Surgery for Gastric Reflux Disease
Gastro Oesophageal Reflux Disease (GORD)
Gastro-Oesophageal Reflux Disease (GORD) is a common condition where the acid fluid of the stomach intermittently “refluxes” up in to the oesophagus through the Lower-Oesophageal Sphincter (LOS). GORD, is a chronic disease, which occurs when the lower oesophageal sphincter does not close properly allowing stomach contents to leak back or regurgitate into the oesophagus.
When refluxed stomach acid touches the lining of the oesophagus, it causes a burning sensation in the chest or throat called heartburn.
Anyone including infants, children and pregnant women can have GORD.
Common Symptoms of Reflux:
- Heartburn or reflux
- Altered taste, sense of fluid in the mouth when bending over or sleeping
- Coughing especially at night, and can be severe and debilitating.
- Asthma and repeated lung infections
- Difficulty in swallowing
- Hiatal hernia- hiatal hernia occurs when the upper part of the stomach is above the diaphragm, the muscle wall that separates the stomach from the chest.
- Alcohol use
- Medical History
- Response to Omeprazole PPI Drugs
- Barium Swallow Radiograph
Uses x rays to help spot abnormalities such as a hiatal hernia and severe inflammation of the oesophagus
Also known as Gastroscopy this allows assessment of the food pipe, stomach and the upper part of small bowel.
Oesophageal pH study
An Oesophageal pH study is regarded as the gold standard for quantifying the extent of reflux.

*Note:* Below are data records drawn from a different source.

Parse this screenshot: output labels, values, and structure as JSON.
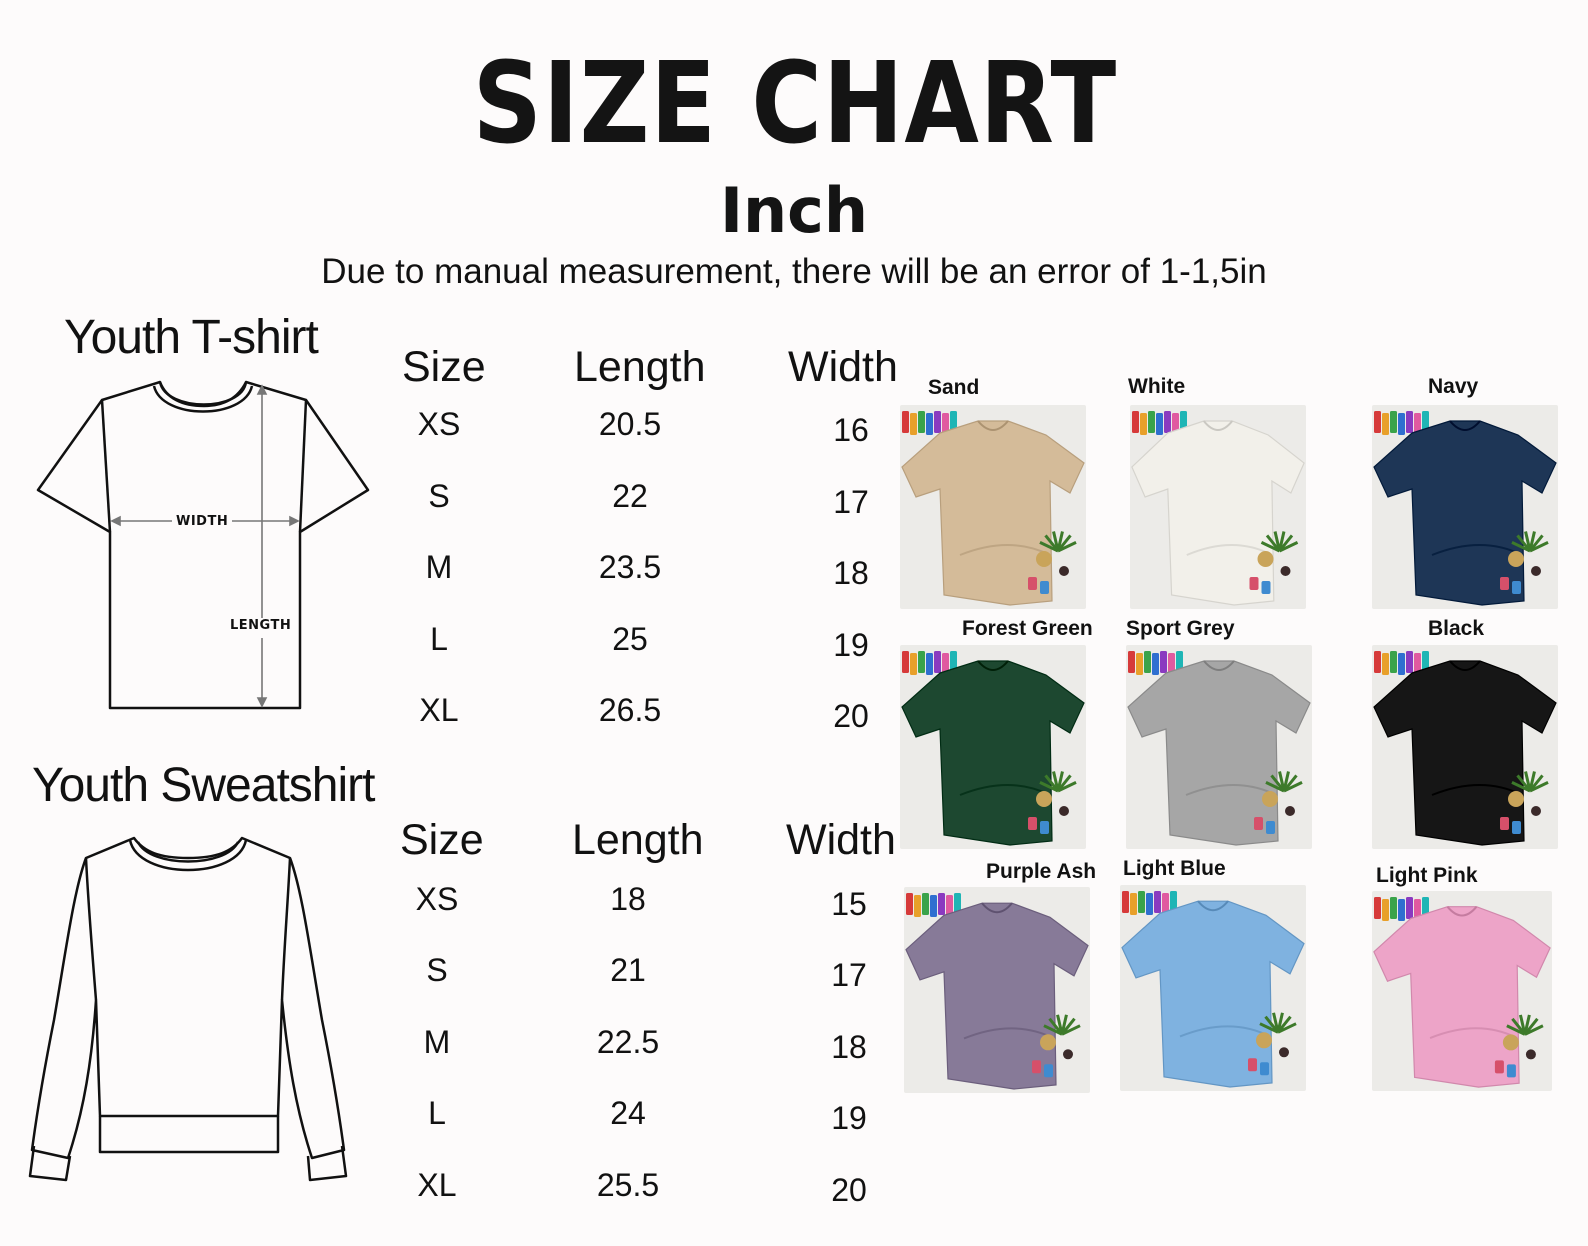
{
  "title": "SIZE CHART",
  "unit": "Inch",
  "note": "Due to manual measurement, there will be an error of 1-1,5in",
  "tshirt": {
    "title": "Youth T-shirt",
    "diagram_labels": {
      "width": "WIDTH",
      "length": "LENGTH"
    },
    "headers": {
      "size": "Size",
      "length": "Length",
      "width": "Width"
    },
    "rows": [
      {
        "size": "XS",
        "length": "20.5",
        "width": "16"
      },
      {
        "size": "S",
        "length": "22",
        "width": "17"
      },
      {
        "size": "M",
        "length": "23.5",
        "width": "18"
      },
      {
        "size": "L",
        "length": "25",
        "width": "19"
      },
      {
        "size": "XL",
        "length": "26.5",
        "width": "20"
      }
    ]
  },
  "sweatshirt": {
    "title": "Youth Sweatshirt",
    "headers": {
      "size": "Size",
      "length": "Length",
      "width": "Width"
    },
    "rows": [
      {
        "size": "XS",
        "length": "18",
        "width": "15"
      },
      {
        "size": "S",
        "length": "21",
        "width": "17"
      },
      {
        "size": "M",
        "length": "22.5",
        "width": "18"
      },
      {
        "size": "L",
        "length": "24",
        "width": "19"
      },
      {
        "size": "XL",
        "length": "25.5",
        "width": "20"
      }
    ]
  },
  "colors": [
    {
      "name": "Sand",
      "hex": "#d4bb99"
    },
    {
      "name": "White",
      "hex": "#f2f0ea"
    },
    {
      "name": "Navy",
      "hex": "#1e3656"
    },
    {
      "name": "Forest Green",
      "hex": "#1d4830"
    },
    {
      "name": "Sport Grey",
      "hex": "#a6a6a6"
    },
    {
      "name": "Black",
      "hex": "#161616"
    },
    {
      "name": "Purple Ash",
      "hex": "#877a98"
    },
    {
      "name": "Light Blue",
      "hex": "#7fb2e0"
    },
    {
      "name": "Light Pink",
      "hex": "#eda4c8"
    }
  ]
}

Hiatus hernia surgery is a distortion of the stomach at the diaphragm and is associated with GORD. Most people with GORD achieve good symptom control by taking acid relieving medication. Sometimes the medication fails to do this properly, the patient does not like taking medication or frequently forgets and has only poor symptom control, or the fluid enters the mouth and so the medication only solves part of the problem. In all these situations, anti-reflux surgery can be considered. Barrett’s Oesophagus is a condition where there is an increased risk of developing oesophageal cancer. This risk is mitigated somewhat by this surgery
Once the diagnosis of gastroesophageal reflux disease is reliably made it can be treated. The progression of the disease will often exceed the ability of the PPI to control the symptoms of GERD. Patients will often return several times to their prescribing physicians for the persistent symptoms and complaints. Physicians will titrate to a higher dose and frequency of the medications and emphasize a strict regimen. But with continued use of PPIs, the symptoms will often return as the disease progresses. At this point, PPIs will no longer control the symptoms and surgery is indicated to stop the gastroesophageal reflux.

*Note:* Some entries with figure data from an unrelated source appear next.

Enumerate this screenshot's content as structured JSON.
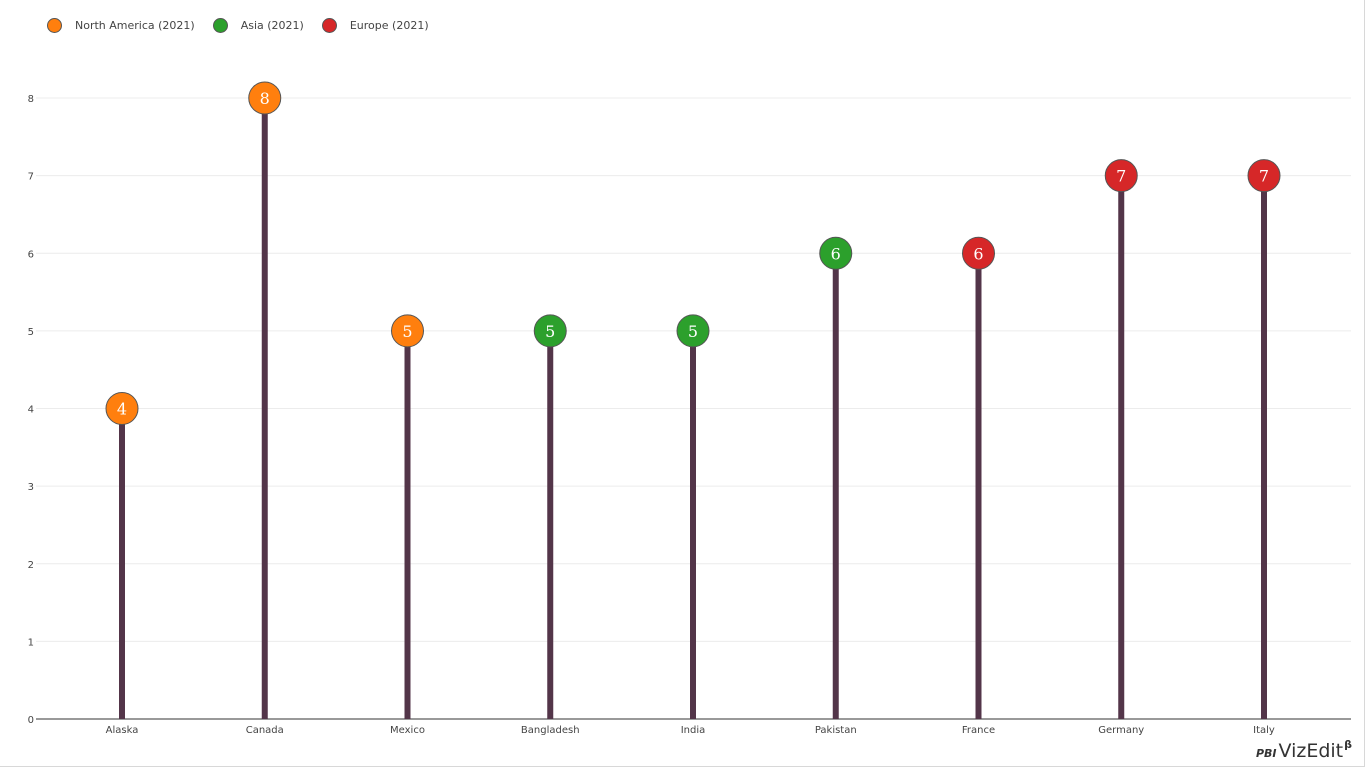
{
  "legend": [
    {
      "label": "North America (2021)",
      "color": "#ff7f0e"
    },
    {
      "label": "Asia (2021)",
      "color": "#2ca02c"
    },
    {
      "label": "Europe (2021)",
      "color": "#d62728"
    }
  ],
  "chart_data": {
    "type": "lollipop",
    "categories": [
      "Alaska",
      "Canada",
      "Mexico",
      "Bangladesh",
      "India",
      "Pakistan",
      "France",
      "Germany",
      "Italy"
    ],
    "values": [
      4,
      8,
      5,
      5,
      5,
      6,
      6,
      7,
      7
    ],
    "groups": [
      "North America (2021)",
      "North America (2021)",
      "North America (2021)",
      "Asia (2021)",
      "Asia (2021)",
      "Asia (2021)",
      "Europe (2021)",
      "Europe (2021)",
      "Europe (2021)"
    ],
    "group_colors": {
      "North America (2021)": "#ff7f0e",
      "Asia (2021)": "#2ca02c",
      "Europe (2021)": "#d62728"
    },
    "stem_color": "#533549",
    "ylim": [
      0,
      8
    ],
    "yticks": [
      0,
      1,
      2,
      3,
      4,
      5,
      6,
      7,
      8
    ],
    "grid": true,
    "legend_position": "top-left",
    "data_labels": true
  },
  "watermark": {
    "prefix": "PBI",
    "main": "VizEdit",
    "superscript": "β"
  }
}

Surgery is indicated for patients that have failed management with medications (such as PPIs), have desire to no longer take medications, or have a hiatal hernia. The knowledge of the physiological changes with regard to GORD has been studied extensively and surgical treatments have improved. The steps to repair gastroesophageal reflux disease with surgery are at the discretion of the surgeon. Examples include:
Hiatal hernia repair
- Five small (5 to 15mm) incisions are made in the wall of the abdomen and instruments introduced through them. The inside of the abdomen can then be visualised and the upper stomach separated from the surrounding structures. If a hiatus hernia is present, then this is repaired by repositioning the stomach below the diaphragm and narrowing the gap in the diaphragm by either suturing it or using mesh.
- For a Nissen Fundoplication the stomach is wrapped 360° around the LOS and sutured in place. Larger hernias may require additional measures. Sometimes a modified operation is required where only 180° or 270° of the LOS is wrapped by the fundus.
With a Hiatus hernia, the stomach has protruded through an enlarged gap in the diaphragm and this effectively weakens the barrier between stomach and oesophagus and acid freely swishes up in to the oesophagus. When the volume of fluid is, large this creates “volume reflux”, which is not responsive to medication.
This is a procedure that has evolved over the last 40 years. The ability of the surgeon to tailor the fundoplication to the patient’s needs have improved greatly. There is a preoperative workup that needs to be undertaken for the surgeon to determine the best fundoplication for the patient.
There are a variety of fundoplications available, but most commonly discussed are partial fundoplications and complete fundoplications (often called a Nissen fundoplication). Partial fundoplications are created to help accommodate patients with poor esophageal function. The fundoplication does not create a new lower esophageal sphincter or provide a new valve. It simply prevents the effacement of the walls of the esophagus with increased pressure and reestablishes the natural reflux barrier by restoring some of the features of the angle at which the esophagus enters the stomach.